US death metal is without a doubt held in high esteem by many fans, musicians, and journalists who coincide within the chasmic depths of the extreme metal underground. The musical and aesthetic impact that old school ’90s death metal sound imbued was something of a milestone for extreme music back in the day and clearly its unpolished and candid approach still holds true today. Like many bands that remain loyal to the classic old school death metal formula, fused with new musical ideas, Excarnated Entity seem to be rectifying the hellish landscape of extremity that fuses the old school death metal rhetoric with eerie doom-laden sections. Releasing their debut 2019 demo, Stillborn in Ash, the band soon caught the attention of the extreme metal underground and were soon signed to Nuclear Winter Records. Now the band utilise their homage take on ’90s style death-doom to bring their debut full length album Mass Grave Horizon.
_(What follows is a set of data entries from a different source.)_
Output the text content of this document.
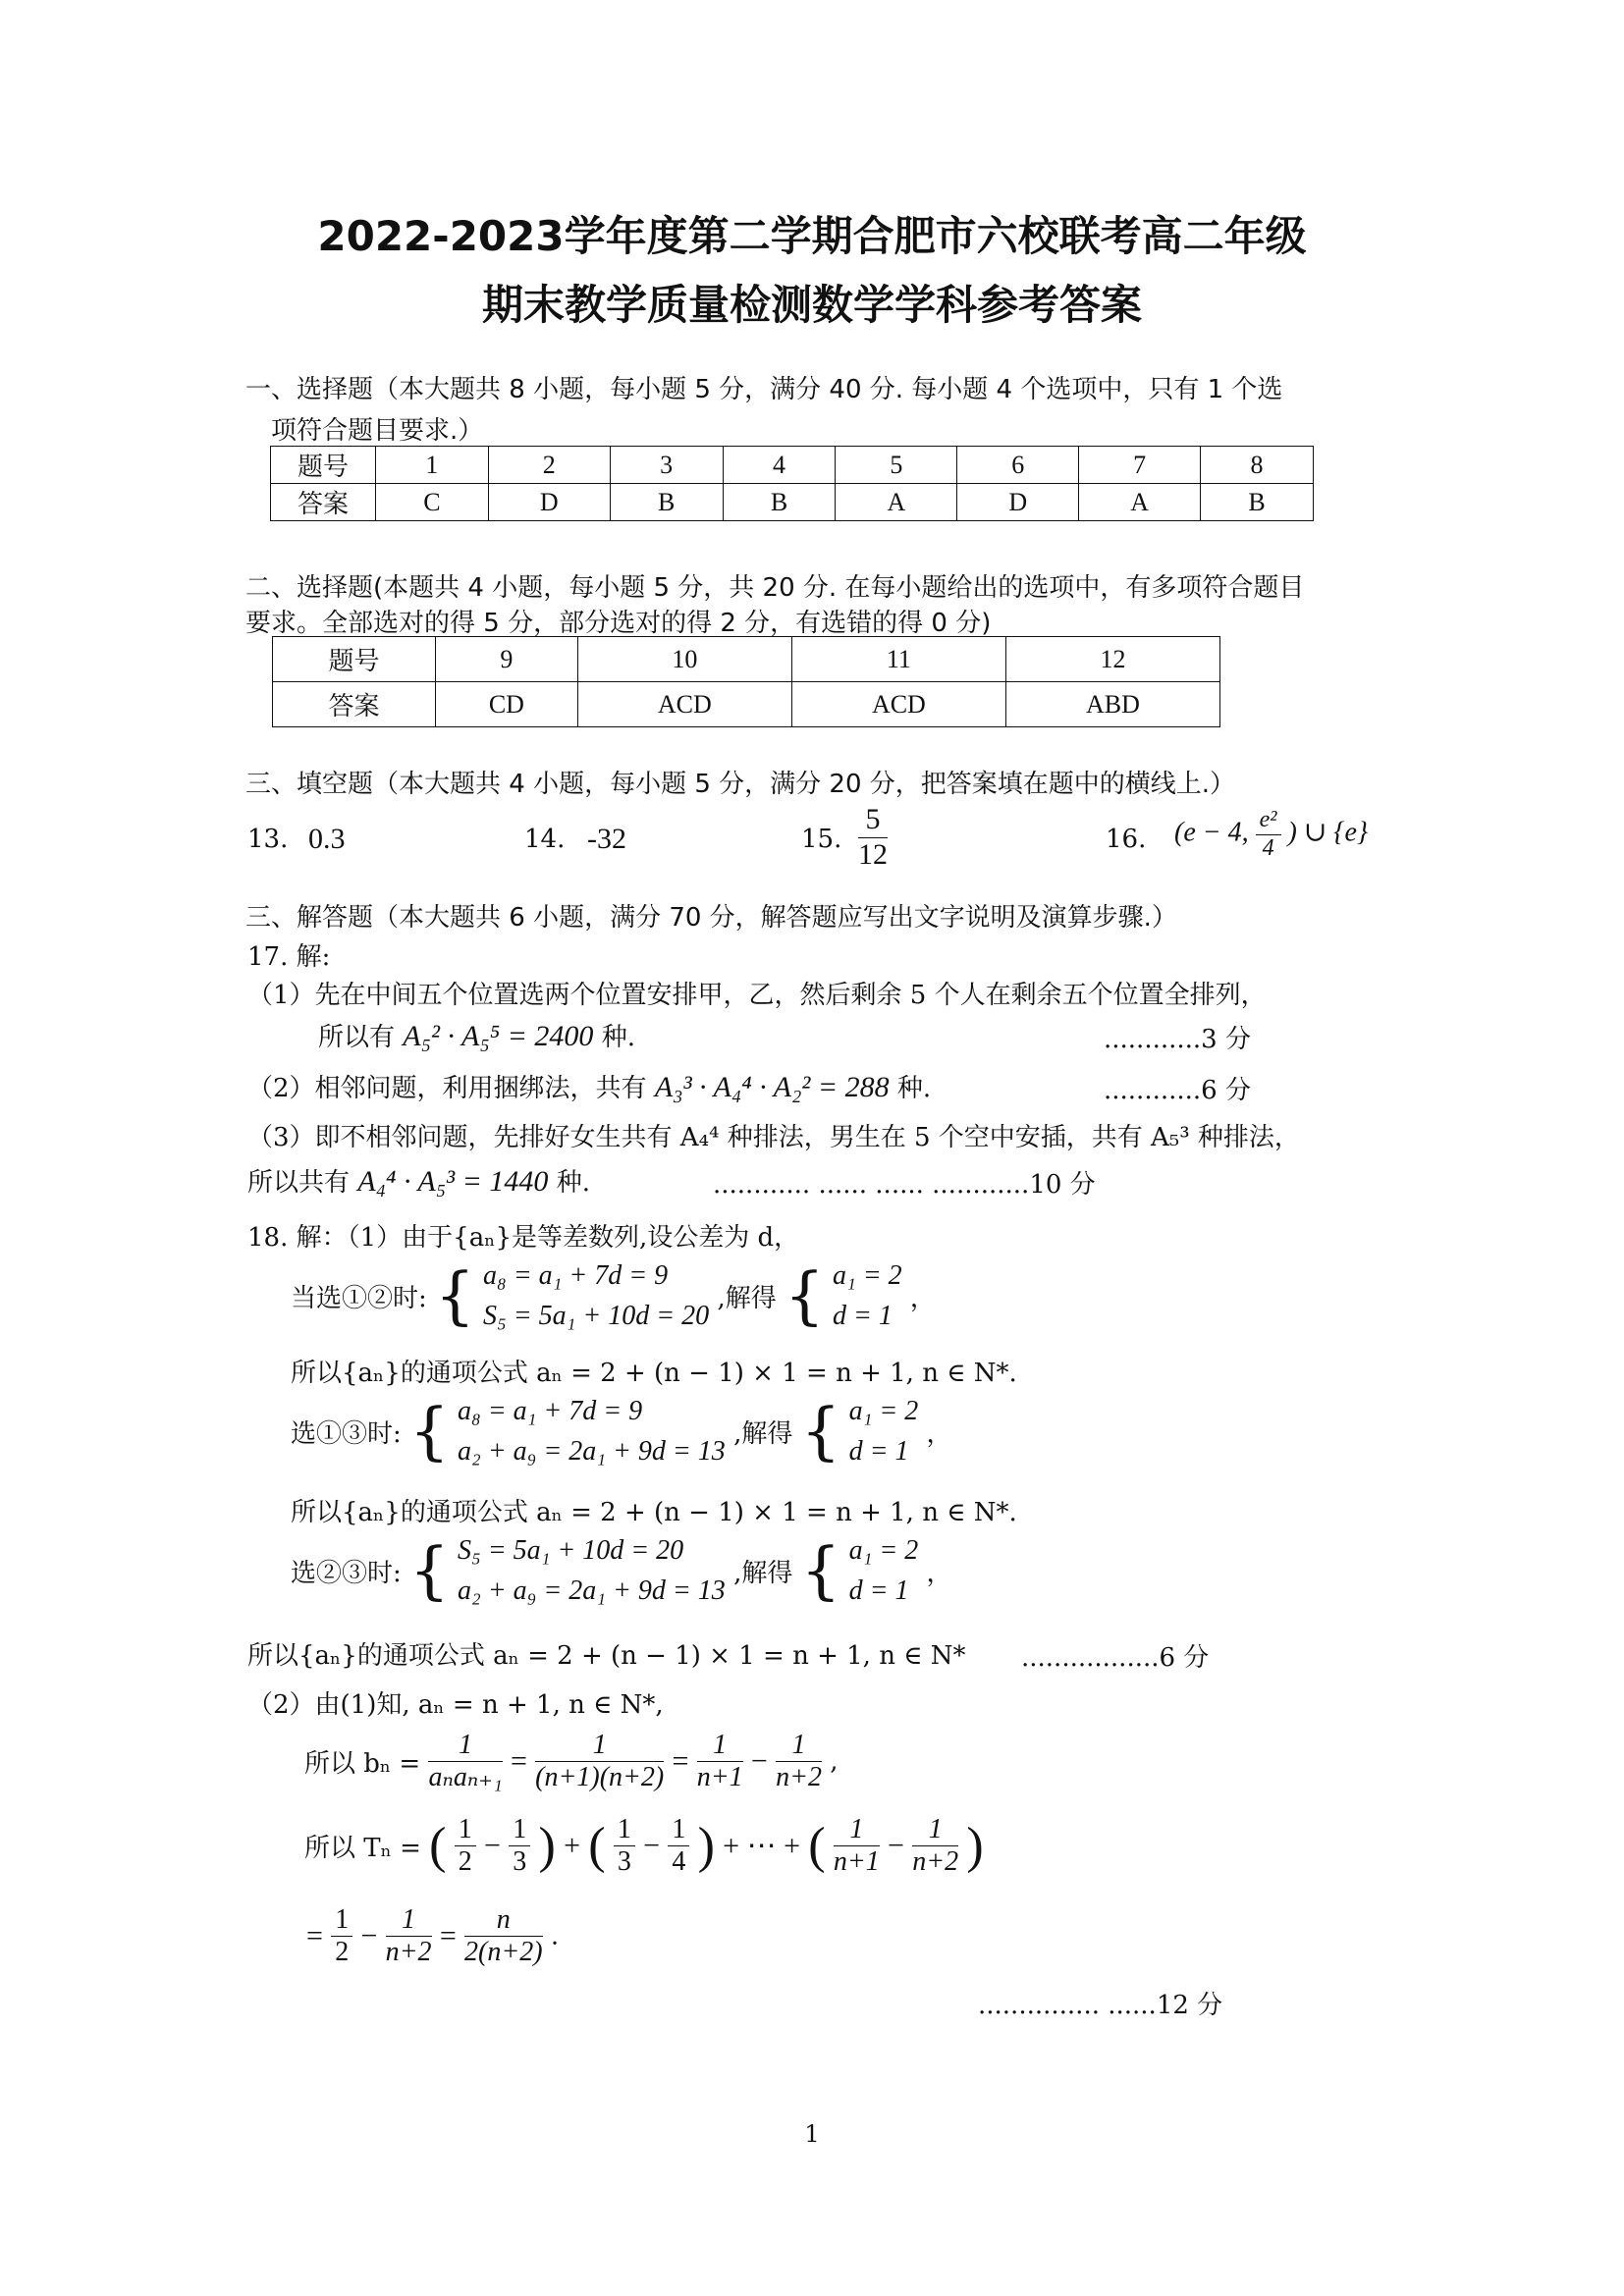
2022-2023学年度第二学期合肥市六校联考高二年级
期末教学质量检测数学学科参考答案
一、选择题（本大题共 8 小题，每小题 5 分，满分 40 分. 每小题 4 个选项中，只有 1 个选
项符合题目要求.）
题号	1	2	3	4	5	6	7	8
答案	C	D	B	B	A	D	A	B
二、选择题(本题共 4 小题，每小题 5 分，共 20 分. 在每小题给出的选项中，有多项符合题目
要求。全部选对的得 5 分，部分选对的得 2 分，有选错的得 0 分)
题号	9	10	11	12
答案	CD	ACD	ACD	ABD
三、填空题（本大题共 4 小题，每小题 5 分，满分 20 分，把答案填在题中的横线上.）
13. 0.3	14. -32	15. $\frac{5}{12}$	16. (e − 4, $\frac{\text{e²}}{4}$ ) ∪ {e}
三、解答题（本大题共 6 小题，满分 70 分，解答题应写出文字说明及演算步骤.）
17. 解:
（1）先在中间五个位置选两个位置安排甲，乙，然后剩余 5 个人在剩余五个位置全排列，
所以有 A₅² · A₅⁵ = 2400 种.	............3 分
（2）相邻问题，利用捆绑法，共有 A₃³ · A₄⁴ · A₂² = 288 种.	............6 分
（3）即不相邻问题，先排好女生共有 A₄⁴ 种排法，男生在 5 个空中安插，共有 A₅³ 种排法，
所以共有 A₄⁴ · A₅³ = 1440 种.	............ ...... ...... ............10 分
18. 解：（1）由于{aₙ}是等差数列,设公差为 d，
当选①②时: { a₈ = a₁ + 7d = 9
S₅ = 5a₁ + 10d = 20
,解得 { a₁ = 2
d = 1
，
所以{aₙ}的通项公式 aₙ = 2 + (n − 1) × 1 = n + 1, n ∈ N*.
选①③时: { a₈ = a₁ + 7d = 9
a₂ + a₉ = 2a₁ + 9d = 13
,解得 { a₁ = 2
d = 1
，
所以{aₙ}的通项公式 aₙ = 2 + (n − 1) × 1 = n + 1, n ∈ N*.
选②③时: { S₅ = 5a₁ + 10d = 20
a₂ + a₉ = 2a₁ + 9d = 13
,解得 { a₁ = 2
d = 1
，
所以{aₙ}的通项公式 aₙ = 2 + (n − 1) × 1 = n + 1, n ∈ N* .................6 分
（2）由(1)知, aₙ = n + 1, n ∈ N*,
所以 $b_n = \frac{1}{\text{aₙaₙ₊₁}} = \frac{1}{(n+1)(n+2)} = \frac{1}{n+1} - \frac{1}{n+2}$ ,
所以 Tₙ = ( $\frac{1}{2} - \frac{1}{3}$ ) + ( $\frac{1}{3} - \frac{1}{4}$ ) + ⋯ + ( $\frac{1}{n+1} - \frac{1}{n+2}$ )
= $\frac{1}{2} - \frac{1}{n+2} = \frac{n}{2(n+2)}$ .
............... ......12 分
1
The record immediately gestures to this cold school sound through the utility of classic Death and Obituary plagued riffs performed with a sluggish back beat. The melodic carnality of “Abjection” renders a dramatic build of malevolence and hatred soon to be met by an anticipated death metal instrumental in “Carcinogen Shroud” that looks to borrow quite heavily from the Gothenburg style of playing. “Irradiated Shadows” implements many more of these extreme fusions, utilising black metal-produced guitar riffs and violently enhanced d-beat drumming while the vocals experiment between low growls and nasty, blackened roars. Whilst the primary focus on certain sections appears to be speed, others tend to express a formidably sludgy and climatic sense of dread, tempo changes therefore are not just applied for the sake of trying to rectify the old school death doom sound but rather to create a bleak and unforgiving effect to the music.
The melodic lines are another very distinguishable feature of the music, the guitar sections in “Corridor of Flame” consist of elongated harmonic minor melody lines that sound like the opening of the gates of hell whilst the rhythmic accompaniment adds a hostile low end that sucks you in and traps you in a pit of despair. The enigmatic blast beats then just keep on coming from the get-go in “Paralytic Reverie” the harsh, unpolished, uncompressed percussive elements deliver a sense of anger and resentment, whilst the uncompromised vocals narrate a hopeless and damning vison of humanity’s future.
The title track doesn’t hold off on its velocity as it conveys a fierce and precise level of enormity through its speed-driven verses down to the melodic breaks, you get a chilling gothic oversight of the bands more death doom influences here also such as My Dying Bride and Paradise Lost executed with a sense of malicious and vile intention. “The Butcher’s Pulpit” further imbues this more death leaning doom sound that reflects hints of bands like Trouble and Cathedral with shades of Grave and Vital Remains, providing a volatile atmosphere that casts a pale, blistering shadow across the sonic skyline. The final track “Gallery of Defeat” evokes a devastating completion of an apocalyptic hellish sonic nightmare, one that refuses to relax its grip and go full throttle to the ash filled wind of destruction.
The days of Peaceville and Earache may have reached its peak to an extent some might say, but it’s clear that this classic ’90s influence on extreme metal still holds strong and bands like Excarnated Entity prove that there is still more to be achieved from employing much of these unpolished, limitless tropes to rectify something fresh and innovative. Mass Grave Horizon, therefore, is not only a distinct nod to the influence of many original death and doom metal bands of that era, but it also attempts to utilise many model aspects of the sound in order to personify a morbidly sinister, gloomy post-apocalyptic landscape through powerful and fierce musical execution.